Starry Starry Night (Taiwan, 2011)
Directed by: Tom Lin
Starring: Xu Jiao, Lin Hui-min
How many houses contain a family like Mei’s? Everything is neat and tidy, everyone is polite and icy, and everything is cold, and everyone is drifting away from each other, and her parents are about to get a divorce, a_nd it’s like the end of the world. At school she can’t fit in, at home she can’t stop freezing to death, and the only place she can go is deep inside, creating her very own fantasy world full of living origami animals, where the colors are brighter, and the sun won’t stop shining. Finally she forges a tenuous human connection with Jay (Eric Lin), a transfer student as ostracized as she is, and the two of them run away to her beloved grandfather’s house. And that is when she discovers that just as there’s a piece missing from her, there’s a piece missing from Jay, too.

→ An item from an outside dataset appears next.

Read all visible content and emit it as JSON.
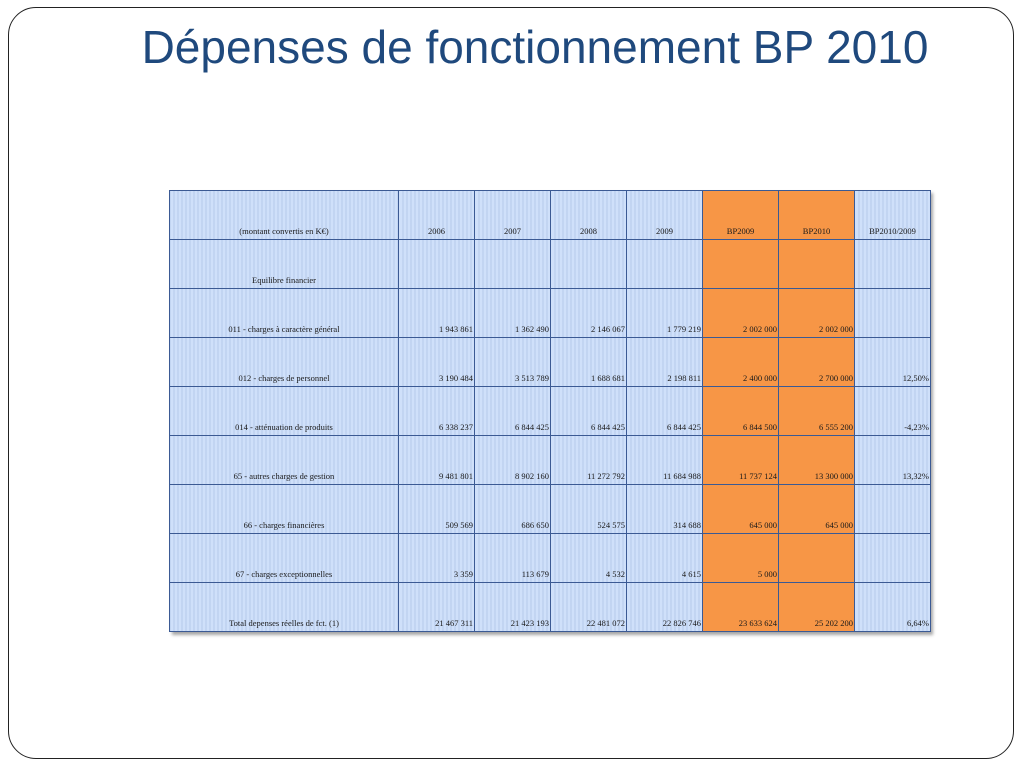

Based on Jimmy Liao’s much-loved illustrated novel, STARRY STARRY NIGHT is a beautifully shot movie that gives audiences a painfully clear-eyed depiction of a 13-year-old girl who’s watching her life fall apart. Starring Stephen Chow’s daughter from CJ7 (Xu Jiao, now all grown up) as Mei, and newcomer Eric Lin as Jay, the film’s also anchored by senior thesps Rene Liu playing Mei’s heartbroken mother, and Kenneth Tsang playing her grandfather. The visuals shimmer with a magic realist sheen, and Japanese electronica act, World’s End Girlfriend (who did the soundscape for NYAFF hit Late Bloomer) turn in a rapturous, swooning score. And you know it’s going to be good with Chen Kuo-fu producing (he wrote Detective Dee and the Mystery of the Phantom Flame, and produced If You Are the One).
A popular hit when it was released in Taiwan, STARRY STARRY NIGHT occasionally comes close to being too precious, but always pulls back just in time. Besides, if any movie deserves a bit of your indulgence, it’s this one, that is so honest about all the painful, beautiful, horrible, breathtaking things that happen when you’re thirteen years old and your whole world is falling apart, leaving a new one called adulthood in its place. We try not to use this word very often, but this movie is truly magical.